Já a obra Instituições Políticas Brasileiras, de Oliveira Vianna, publicada em 1946, assinala o individualismo familiar (o clã) marcado pela ausência do espírito público, coletivo. Seria necessário um Estado forte e centralizado[12], capaz de aglutinar os interesses isolados dos clãs feudais em interesse público, coletivo. A força da família resvala na dificuldade de predomínio do poder central, daí sua crítica à federalização e à democracia brasileira, uma vez que são os interesses dos clãs, das famílias, das oligarquias que se estabelecem como vitoriosos, dificultando o desenvolvimento pleno da vida pública (VIANNA, 1987).

No livro Lutas de famílias no Brasil, de 1949, Luís Aguiar Costa Pinto trata de uma questão recorrente no pensamento social brasileiro: a família no período colonial. O autor aborda o aspecto da solidariedade familiar, a vingança privada e as relações entre família e Estado. Aponta que devido à distância da metrópole portuguesa e da influência limitada de seus representantes, em muitos casos cabia aos “sobrenomes” aplicar alguma forma de justiça no Brasil Colônia. Especialmente no sertão, a vingança privada se sobrepunha à atuação da administração colonial, concentrada nas capitais e cidades litorâneas. Havia uma hipertrofia de clãs ligados por laços de sangue.

Antonio Cândido (1951), por sua vez, no artigo The Brazilian Family [A família brasileira][13], dedica-se ao “estudo sociológico da família brasileira” mediante a análise histórica de sua estrutura interna, função social e transformação no decorrer dos séculos XVI a XIX. Parte do pressuposto de que a família patriarcal colonial “foi a base sobre a qual se desenvolve a moderna família conjugal, cujos traços só podem ser entendidos se examinarmos sua origem” (CANDIDO, 1951, p. 291). Com as transformações das estruturas sociais e econômicas que estavam ocorrendo na sociedade, a família patriarcal também teria que se adaptar às novas demandas e deixaria de ser o grupo central na organização social. Candido afirma que, no decorrer do processo de colonização,

... graças à mistura étnica, o regime escravocrata e a baixa densidade da população, o abastardamento tornou-se muito comum, criando uma situação de fato na qual o núcleo da família legal funcionava como eixo de sustento. Na periferia, graças à devassidão dos brancos e às sobrevivências da poligamia africana e indígena, esse núcleo deveria ter sido a regra, e só lentamente foi modificado pelas transformações nas funções da família patriarcal. (CANDIDO, 1951, p. 301).
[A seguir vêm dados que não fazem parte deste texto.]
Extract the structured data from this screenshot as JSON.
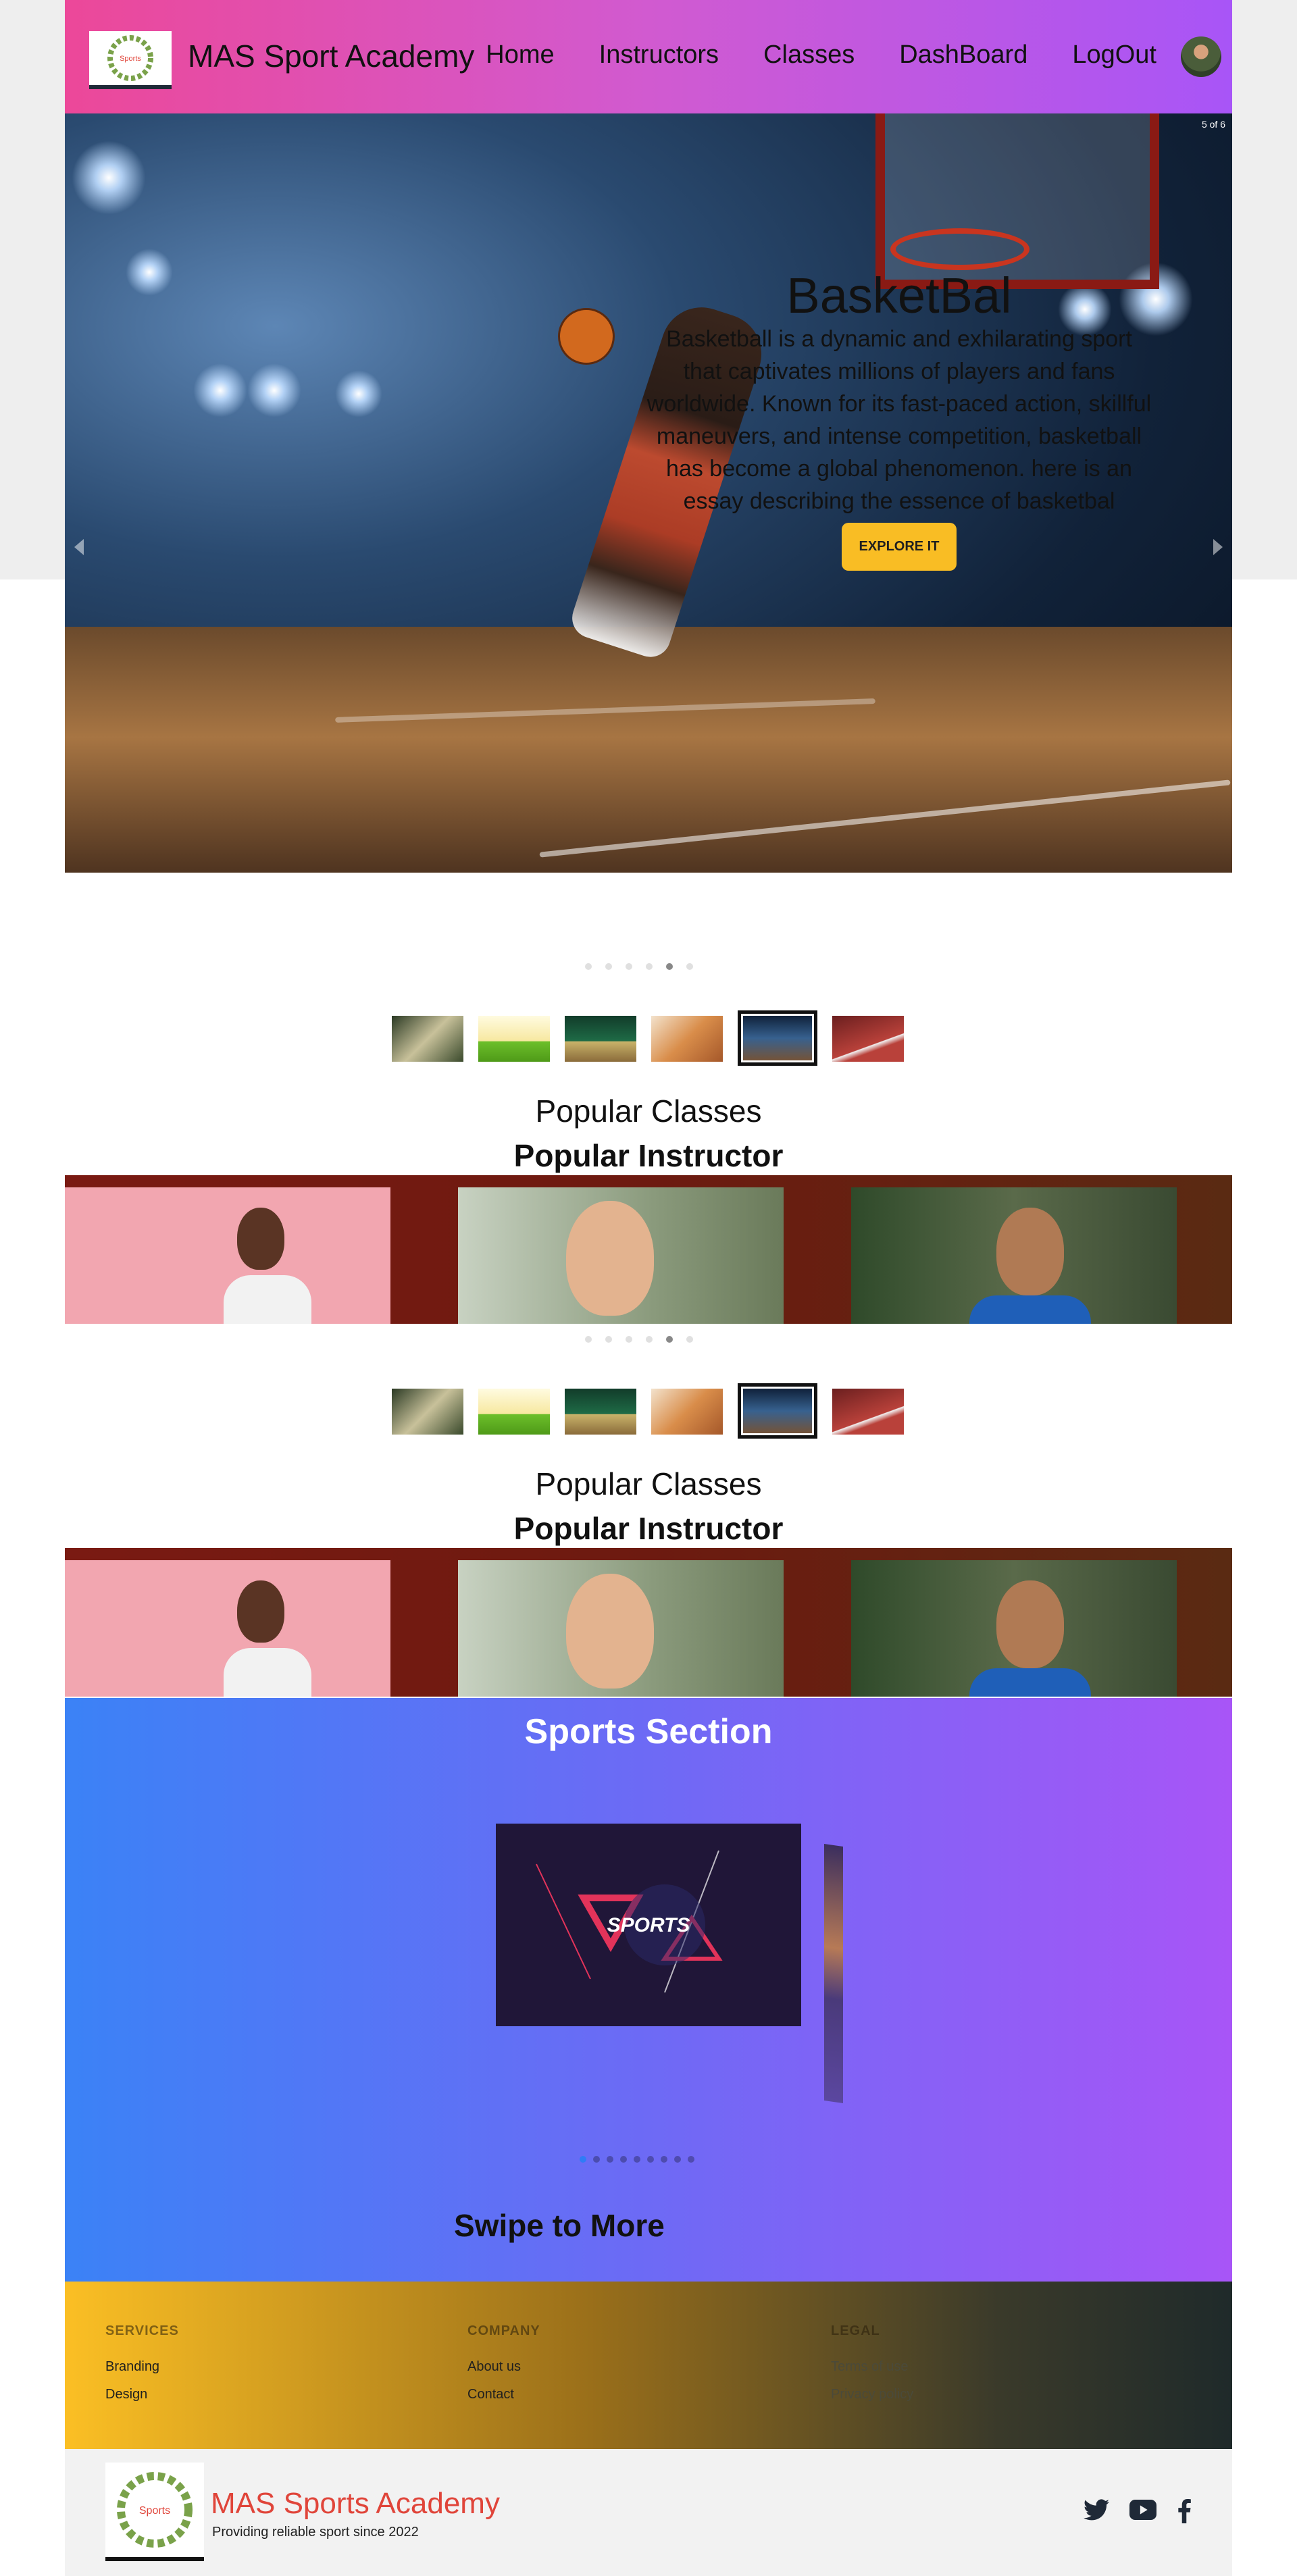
{
  "nav": {
    "logo_text": "Sports",
    "brand": "MAS Sport Academy",
    "links": [
      "Home",
      "Instructors",
      "Classes",
      "DashBoard",
      "LogOut"
    ]
  },
  "hero": {
    "counter": "5 of 6",
    "title": "BasketBal",
    "description": "Basketball is a dynamic and exhilarating sport that captivates millions of players and fans worldwide. Known for its fast-paced action, skillful maneuvers, and intense competition, basketball has become a global phenomenon. here is an essay describing the essence of basketbal",
    "cta": "EXPLORE IT",
    "slide_count": 6,
    "active_slide": 5
  },
  "sections": {
    "popular_classes": "Popular Classes",
    "popular_instructor": "Popular Instructor"
  },
  "sports": {
    "title": "Sports Section",
    "card_text": "SPORTS",
    "swipe": "Swipe to More",
    "dot_count": 9,
    "active_dot": 1
  },
  "footer": {
    "services": {
      "heading": "SERVICES",
      "links": [
        "Branding",
        "Design"
      ]
    },
    "company": {
      "heading": "COMPANY",
      "links": [
        "About us",
        "Contact"
      ]
    },
    "legal": {
      "heading": "LEGAL",
      "links": [
        "Terms of use",
        "Privacy policy"
      ]
    }
  },
  "bottom": {
    "logo_text": "Sports",
    "name": "MAS Sports Academy",
    "tagline": "Providing reliable sport since 2022",
    "social": [
      "twitter-icon",
      "youtube-icon",
      "facebook-icon"
    ]
  },
  "colors": {
    "nav_gradient": [
      "#ec4899",
      "#a855f7"
    ],
    "sports_gradient": [
      "#3b82f6",
      "#a855f7"
    ],
    "footer_gradient": [
      "#fbbf24",
      "#1f2a2a"
    ],
    "cta": "#f9bd24",
    "brand_red": "#e0453a"
  }
}
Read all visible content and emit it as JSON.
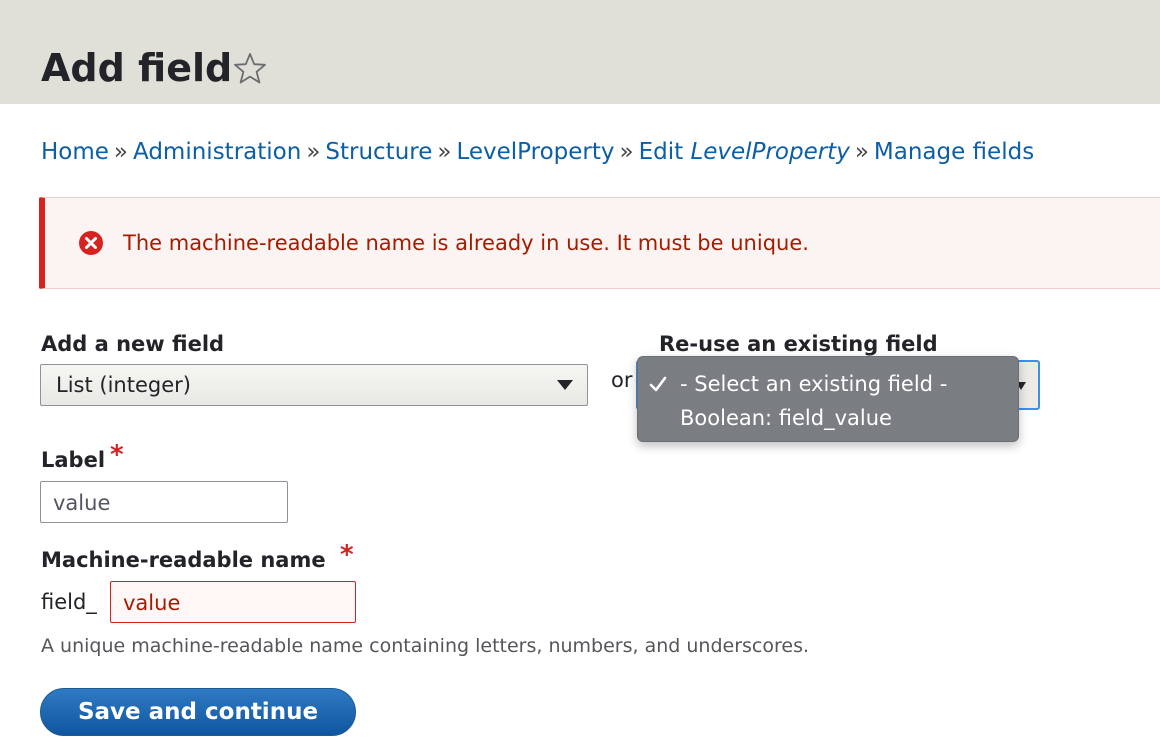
{
  "header": {
    "title": "Add field",
    "shortcut_icon": "star-outline-icon"
  },
  "breadcrumb": {
    "items": [
      "Home",
      "Administration",
      "Structure",
      "LevelProperty"
    ],
    "edit_prefix": "Edit ",
    "edit_entity": "LevelProperty",
    "last": "Manage fields",
    "separator": "»"
  },
  "error": {
    "icon": "error-circle-icon",
    "message": "The machine-readable name is already in use. It must be unique.",
    "color": "#d72222"
  },
  "add_new_field": {
    "label": "Add a new field",
    "selected": "List (integer)"
  },
  "or_label": "or",
  "reuse_field": {
    "label": "Re-use an existing field",
    "options": [
      "- Select an existing field -",
      "Boolean: field_value"
    ],
    "selected_index": 0
  },
  "label_field": {
    "label": "Label",
    "required": "*",
    "value": "value"
  },
  "machine_name": {
    "label": "Machine-readable name",
    "required": "*",
    "prefix": "field_",
    "value": "value",
    "description": "A unique machine-readable name containing letters, numbers, and underscores."
  },
  "actions": {
    "save_label": "Save and continue",
    "primary_color": "#0f56a0"
  }
}
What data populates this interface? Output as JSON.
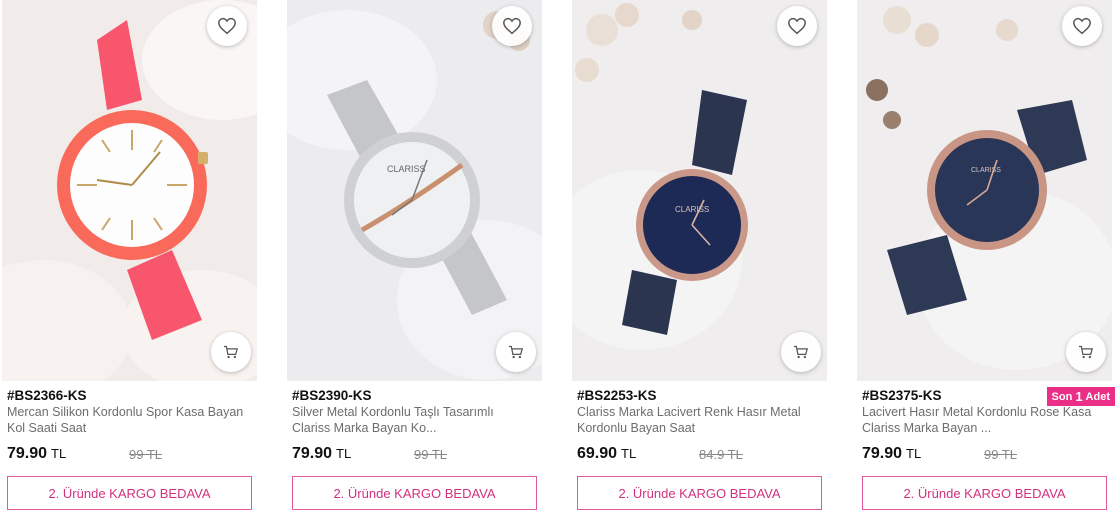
{
  "products": [
    {
      "code": "#BS2366-KS",
      "name": "Mercan Silikon Kordonlu Spor Kasa Bayan Kol Saati Saat",
      "price": "79.90",
      "currency": "TL",
      "old_price": "99 TL",
      "shipping_cta": "2. Üründe KARGO BEDAVA",
      "strap_color": "#f9576e",
      "dial_color": "#fdfdfd"
    },
    {
      "code": "#BS2390-KS",
      "name": "Silver Metal Kordonlu Taşlı Tasarımlı Clariss Marka Bayan Ko...",
      "price": "79.90",
      "currency": "TL",
      "old_price": "99 TL",
      "shipping_cta": "2. Üründe KARGO BEDAVA",
      "brand": "CLARISS",
      "strap_color": "#c9cacc",
      "dial_color": "#eef0f2"
    },
    {
      "code": "#BS2253-KS",
      "name": "Clariss Marka Lacivert Renk Hasır Metal Kordonlu Bayan Saat",
      "price": "69.90",
      "currency": "TL",
      "old_price": "84.9 TL",
      "shipping_cta": "2. Üründe KARGO BEDAVA",
      "brand": "CLARISS",
      "strap_color": "#2b3550",
      "dial_color": "#1d2a55"
    },
    {
      "code": "#BS2375-KS",
      "name": "Lacivert Hasır Metal Kordonlu Rose Kasa Clariss Marka Bayan ...",
      "price": "79.90",
      "currency": "TL",
      "old_price": "99 TL",
      "shipping_cta": "2. Üründe KARGO BEDAVA",
      "brand": "CLARISS",
      "stock_badge": {
        "prefix": "Son",
        "count": "1",
        "suffix": "Adet"
      },
      "strap_color": "#2d3955",
      "dial_color": "#2a3658"
    }
  ],
  "icons": {
    "favorite": "heart-icon",
    "cart": "cart-icon"
  },
  "colors": {
    "accent": "#ec2f86",
    "cta_border": "#e05a9b",
    "cta_text": "#d2317f"
  }
}
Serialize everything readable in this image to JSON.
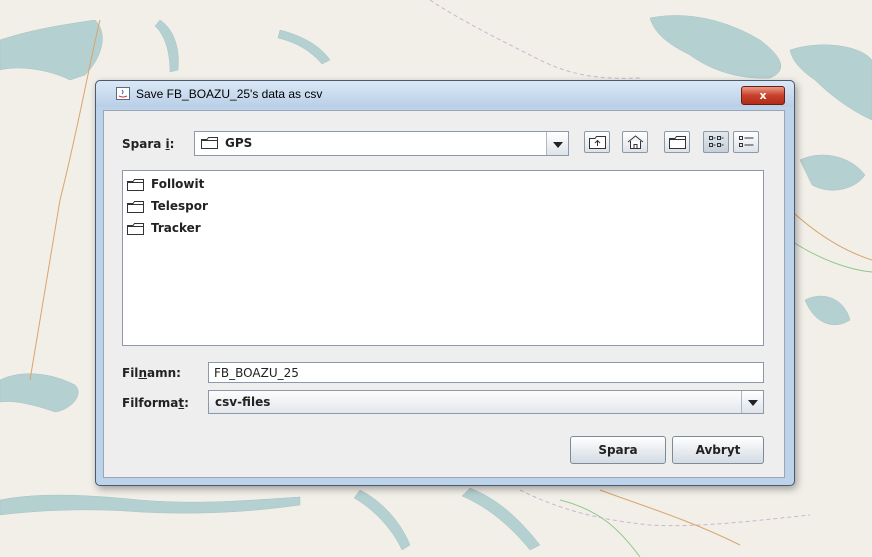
{
  "window": {
    "title": "Save FB_BOAZU_25's data as csv",
    "close_label": "x"
  },
  "look_in": {
    "label_pre": "Spara ",
    "label_mnemonic": "i",
    "label_post": ":",
    "value": "GPS"
  },
  "toolbar_icons": [
    "up-one-level-icon",
    "home-icon",
    "new-folder-icon",
    "list-view-icon",
    "details-view-icon"
  ],
  "files": [
    {
      "name": "Followit",
      "icon": "folder-icon"
    },
    {
      "name": "Telespor",
      "icon": "folder-icon"
    },
    {
      "name": "Tracker",
      "icon": "folder-icon"
    }
  ],
  "filename": {
    "label_pre": "Fil",
    "label_mnemonic": "n",
    "label_post": "amn:",
    "value": "FB_BOAZU_25"
  },
  "fileformat": {
    "label_pre": "Filforma",
    "label_mnemonic": "t",
    "label_post": ":",
    "value": "csv-files"
  },
  "buttons": {
    "save": "Spara",
    "cancel": "Avbryt"
  },
  "colors": {
    "map_background": "#f2efe9",
    "water": "#b5d0d0",
    "dialog_frame": "#bcd3ea",
    "close_button": "#c8402a"
  }
}
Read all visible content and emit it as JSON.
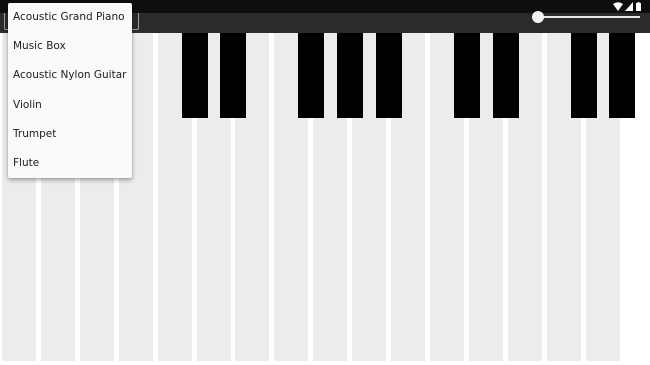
{
  "instrument_menu": {
    "items": [
      {
        "label": "Acoustic Grand Piano"
      },
      {
        "label": "Music Box"
      },
      {
        "label": "Acoustic Nylon Guitar"
      },
      {
        "label": "Violin"
      },
      {
        "label": "Trumpet"
      },
      {
        "label": "Flute"
      }
    ]
  },
  "status_bar": {
    "icons": [
      "wifi-icon",
      "cellular-signal-icon",
      "battery-icon"
    ]
  },
  "volume_slider": {
    "value_fraction": 0.0
  },
  "keyboard": {
    "white_key_count": 16,
    "black_key_count": 10
  },
  "colors": {
    "status_bar": "#0e0e0e",
    "toolbar": "#2b2b2b",
    "white_key": "#ececec",
    "black_key": "#000000",
    "menu_background": "#fafafa"
  }
}
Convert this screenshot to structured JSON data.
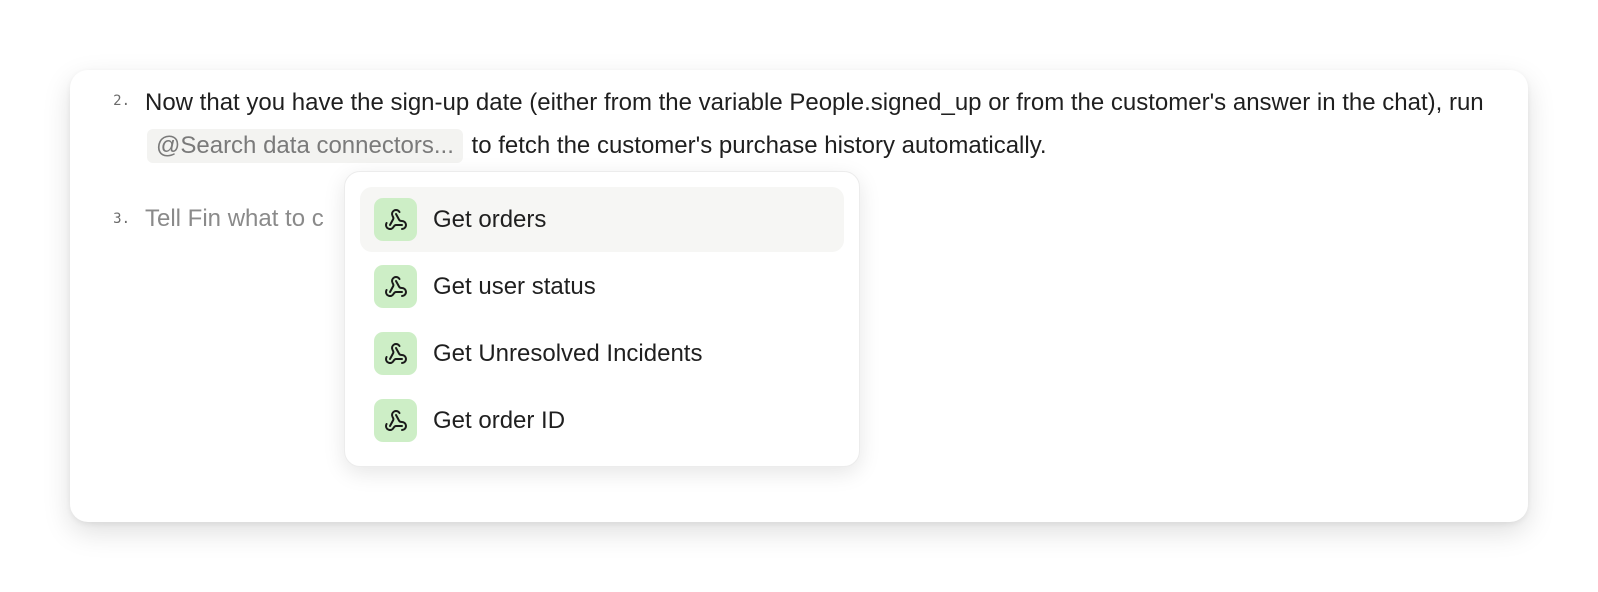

Da reconstituição do amplo quadro histórico, o autor aponta que a unidade familiar “formada dessa maneira não estava limitada a pais, filhos, irmãos e irmãs: tendia a integrar grupos maiores que constituíam juntos o sistema social por excelência do Brasil patriarcal, o qual se baseava na solidariedade do parentesco” (CANDIDO, 1951, p. 298). Ou seja, o núcleo familiar era a molécula social básica durante o período colonial, que sustentava a organização econômica, política e social, predominando como elemento decisivo na dinâmica social brasileira.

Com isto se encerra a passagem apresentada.